Além da premiação, o Acústico MTV foi a grande jogada do canal. De Legião Urbana ao adeus de Sandy e Junior, a MTV explorou facetas diferentes dos artistas. O Acústico MTV celebrou o rock de Rita Lee, a suavidade de Renato cantando Hoje a Noite Não Tem Luar (“Ela não é bonitinha? Eu fico até emocionado!”), o gingado de Art Popular. Além deles, o Rei, Roberto Carlos foi o nome do Acústico de 2000 - que traçou uma linha do tempo na carreira de Roberto e, ainda, fez com que músicas esquecidas no tempo voltassem a ser pedidas na rádio. E, em 2005, pela primeira vez, o Acústico foi gravado não por uma, mas por quatro bandas. Ultramen, Wander Wildner, Cachorro Grande e Bidê ou Balde tocaram 20 músicas que mostravam o Rio Grande do Sul.

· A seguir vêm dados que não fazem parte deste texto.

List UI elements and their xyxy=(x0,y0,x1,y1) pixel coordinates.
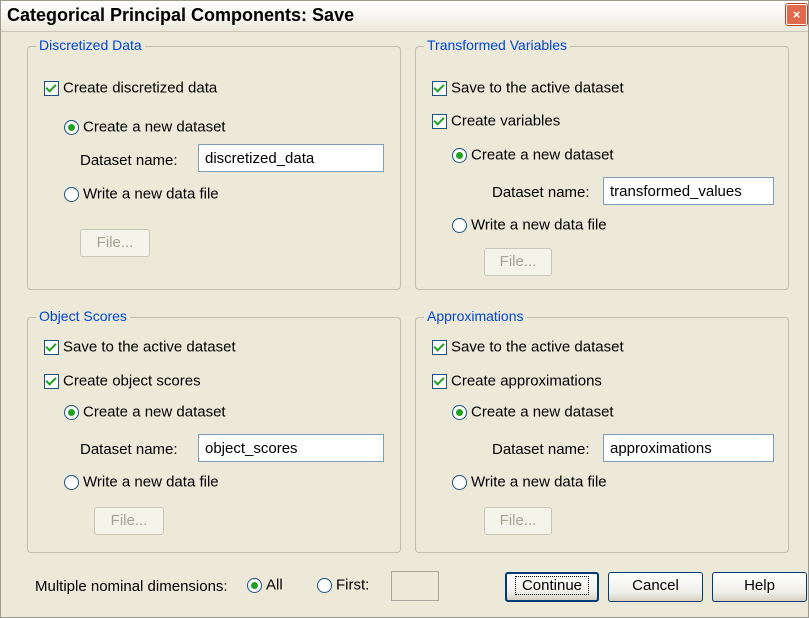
close-icon[interactable]: × xyxy=(785,3,808,26)
object-scores-write-file-radio[interactable]: Write a new data file xyxy=(64,473,219,495)
discretized-data-group: Discretized Data Create discretized data… xyxy=(27,37,401,290)
transformed-write-file-radio[interactable]: Write a new data file xyxy=(452,216,607,238)
discretized-file-button[interactable]: File... xyxy=(80,229,150,257)
approximations-dataset-name-label: Dataset name: xyxy=(492,441,590,458)
discretized-data-title: Discretized Data xyxy=(36,37,145,53)
checkbox-checked-icon xyxy=(432,80,447,96)
discretized-new-dataset-radio[interactable]: Create a new dataset xyxy=(64,118,226,140)
approximations-group: Approximations Save to the active datase… xyxy=(415,308,789,553)
object-scores-dataset-name-input[interactable]: object_scores xyxy=(198,434,384,462)
checkbox-checked-icon xyxy=(44,339,59,355)
save-dialog: Categorical Principal Components: Save ×… xyxy=(0,0,809,618)
radio-unselected-icon xyxy=(317,577,332,593)
radio-selected-icon xyxy=(452,147,467,163)
transformed-dataset-name-label: Dataset name: xyxy=(492,184,590,201)
help-button[interactable]: Help xyxy=(712,572,807,602)
radio-selected-icon xyxy=(452,404,467,420)
radio-unselected-icon xyxy=(64,186,79,202)
cancel-button[interactable]: Cancel xyxy=(608,572,703,602)
first-dimensions-input[interactable] xyxy=(391,571,439,601)
approximations-title: Approximations xyxy=(424,308,527,324)
approximations-save-active-checkbox[interactable]: Save to the active dataset xyxy=(432,338,624,360)
create-variables-checkbox[interactable]: Create variables xyxy=(432,112,560,134)
checkbox-checked-icon xyxy=(44,80,59,96)
transformed-save-active-checkbox[interactable]: Save to the active dataset xyxy=(432,79,624,101)
object-scores-dataset-name-label: Dataset name: xyxy=(80,441,178,458)
first-dimensions-radio[interactable]: First: xyxy=(317,576,369,598)
create-discretized-checkbox[interactable]: Create discretized data xyxy=(44,79,217,101)
discretized-dataset-name-label: Dataset name: xyxy=(80,152,178,169)
all-dimensions-radio[interactable]: All xyxy=(247,576,283,598)
radio-unselected-icon xyxy=(452,217,467,233)
multiple-nominal-label: Multiple nominal dimensions: xyxy=(35,578,228,595)
approximations-new-dataset-radio[interactable]: Create a new dataset xyxy=(452,403,614,425)
title-bar: Categorical Principal Components: Save × xyxy=(1,1,808,32)
create-object-scores-checkbox[interactable]: Create object scores xyxy=(44,372,201,394)
create-approximations-checkbox[interactable]: Create approximations xyxy=(432,372,602,394)
radio-selected-icon xyxy=(247,577,262,593)
checkbox-checked-icon xyxy=(432,113,447,129)
continue-button[interactable]: Continue xyxy=(505,572,599,602)
discretized-dataset-name-input[interactable]: discretized_data xyxy=(198,144,384,172)
object-scores-save-active-checkbox[interactable]: Save to the active dataset xyxy=(44,338,236,360)
checkbox-checked-icon xyxy=(44,373,59,389)
approximations-write-file-radio[interactable]: Write a new data file xyxy=(452,473,607,495)
transformed-variables-group: Transformed Variables Save to the active… xyxy=(415,37,789,290)
radio-unselected-icon xyxy=(64,474,79,490)
transformed-new-dataset-radio[interactable]: Create a new dataset xyxy=(452,146,614,168)
approximations-dataset-name-input[interactable]: approximations xyxy=(603,434,774,462)
radio-unselected-icon xyxy=(452,474,467,490)
continue-button-label: Continue xyxy=(514,576,590,595)
object-scores-new-dataset-radio[interactable]: Create a new dataset xyxy=(64,403,226,425)
discretized-write-file-radio[interactable]: Write a new data file xyxy=(64,185,219,207)
transformed-file-button[interactable]: File... xyxy=(484,248,552,276)
radio-selected-icon xyxy=(64,119,79,135)
transformed-dataset-name-input[interactable]: transformed_values xyxy=(603,177,774,205)
object-scores-file-button[interactable]: File... xyxy=(94,507,164,535)
checkbox-checked-icon xyxy=(432,373,447,389)
checkbox-checked-icon xyxy=(432,339,447,355)
radio-selected-icon xyxy=(64,404,79,420)
object-scores-group: Object Scores Save to the active dataset… xyxy=(27,308,401,553)
approximations-file-button[interactable]: File... xyxy=(484,507,552,535)
transformed-variables-title: Transformed Variables xyxy=(424,37,571,53)
object-scores-title: Object Scores xyxy=(36,308,130,324)
dialog-title: Categorical Principal Components: Save xyxy=(7,5,355,25)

Como se não bastassem os acústicos, a MTV passou a veicular, no último domingo do mês, entre 2007 e 2008, o Estúdio Coca-Cola. A proposta era unir dois artistas completamente diferentes e fazê-los inventar no palco. O programa mostrava a concepção das músicas, a produção do show e o espetáculo em si. Por causa da MTV, Marcelo D2 e Lenine tocaram juntos; Pitty e Negra Li; Nando Reis e Cachorro Grande. O hardcore se uniu ao axé com CPM 22 e Babado Novo. Chitãozinho e Xororó cantaram lado a lado com a banda Fresno. O último encontro foi entre Banda Calypso e Paralamas do Sucesso. O encontro ajudou a quebrar preconceitos da música que surgiam a cada ano.
Fim da fronteira
A MTV foi, ao longo do tempo, um território livre. Ousadia, coragem e irreverência marcaram o canal que fez parte da última e da atual geração. O porque do fim? Talvez seja por causa do perfil traçado e imutável, mas o motivo principal é, certamente, a chegada da internet. A programação que, no início, era novidade foi engolida pela instantaneidade do Youtube. Não houve mais o que reinventar. Fica a certeza de que a MTV manteve o espírito até o fim: riu de si mesma ao estreiar, em julho, “O Último Programa do Mundo” - um talk show que passeou pelo arquivo vergonhoso da MTV e tentou entender o porquê do fim de uma forma divertida e irônica.
Agora, as fronteiras que pouco delimitavam seu espaço somem e dão espaço a uma nova fase. Uma nova emissora surge. O canal segue exibindo uma programação especial já gravada até a próxima terça-feira e reestreia no dia 1º de outubro na televisão à cabo, com uma programação diferente.